After reading the first book called The Association I was stunned and start reading another book by Bentley Little one after another. First was The Collection (which I made a review in a preview post) and then the Walking and then this one. This one was the weakest of them all. It was a slow pacing book with the plot as ludicrous as the previous novels I read. This one I had no sympathy for the main characters or the plot. There is nothing here that I could find that it was interesting... The only part that was interesting was the atmosphere but even that was not that good... It was more obscene and pervert than the other novels..

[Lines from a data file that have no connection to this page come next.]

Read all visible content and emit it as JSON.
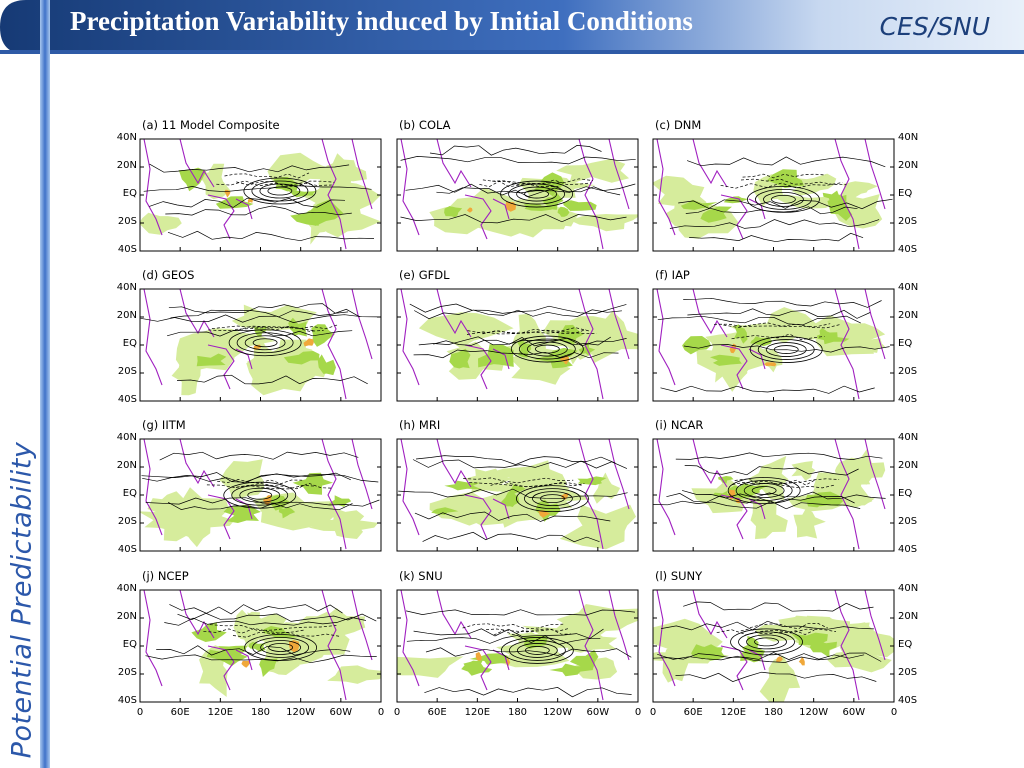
{
  "header": {
    "title": "Precipitation Variability induced by Initial Conditions",
    "org": "CES/SNU"
  },
  "sidebar": {
    "text": "Potential Predictability"
  },
  "colors": {
    "header_dark": "#1b3d78",
    "header_mid": "#4f7fcc",
    "sidebar_blue": "#3f72c8",
    "shade_light": "#d6ec9c",
    "shade_mid": "#a6d84a",
    "shade_peak": "#f0a83a",
    "coastline": "#a020c0",
    "contour": "#000000"
  },
  "figure": {
    "panels": [
      {
        "label": "(a)  11  Model  Composite"
      },
      {
        "label": "(b)  COLA"
      },
      {
        "label": "(c)  DNM"
      },
      {
        "label": "(d)  GEOS"
      },
      {
        "label": "(e)  GFDL"
      },
      {
        "label": "(f)  IAP"
      },
      {
        "label": "(g)  IITM"
      },
      {
        "label": "(h)  MRI"
      },
      {
        "label": "(i)  NCAR"
      },
      {
        "label": "(j)  NCEP"
      },
      {
        "label": "(k)  SNU"
      },
      {
        "label": "(l)  SUNY"
      }
    ],
    "lat_labels": [
      "40N",
      "20N",
      "EQ",
      "20S",
      "40S"
    ],
    "lon_labels": [
      "0",
      "60E",
      "120E",
      "180",
      "120W",
      "60W",
      "0"
    ]
  }
}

Welcome to The Reata, an exclusive spa isolated in the Arizona desert. Please ignore the strange employees and that unspeakable thing in the pool. And when guests start disappearing, pretend it isn't happening. Enjoy your stay, and relax. Oh...and lock yourself in after dark.Review by Publishers WeeklyAs the novel opens, Lowell Thurman, his wife and their three sons are checking into the exclusive Reata, an isolated resort in the Arizona desert, for a five-night off-season stay. Soon, though, unnerving encounters with strange employees, wild parties in empty rooms and bizarre sex antics in the family restaurant prompt the Thurmans, as well as other key characters, to think about leaving early. Yet the Reata's magnetic pull essentially brainwashes all the guests into believing that their odd experiences are normal. By the time people begin dying brutal deaths, the youngest Thurman boy has made a discovery that could unlock the resort's secrets, but at a high personal cost. Little weaves an explicitly repulsive yet surrealistically sad tale of everyday horror. Unfortunately, as in much of his work, he fails to credibly explain a far-fetched, major plot development. Longtime fans should be used to that by now, though, and will be forgiving.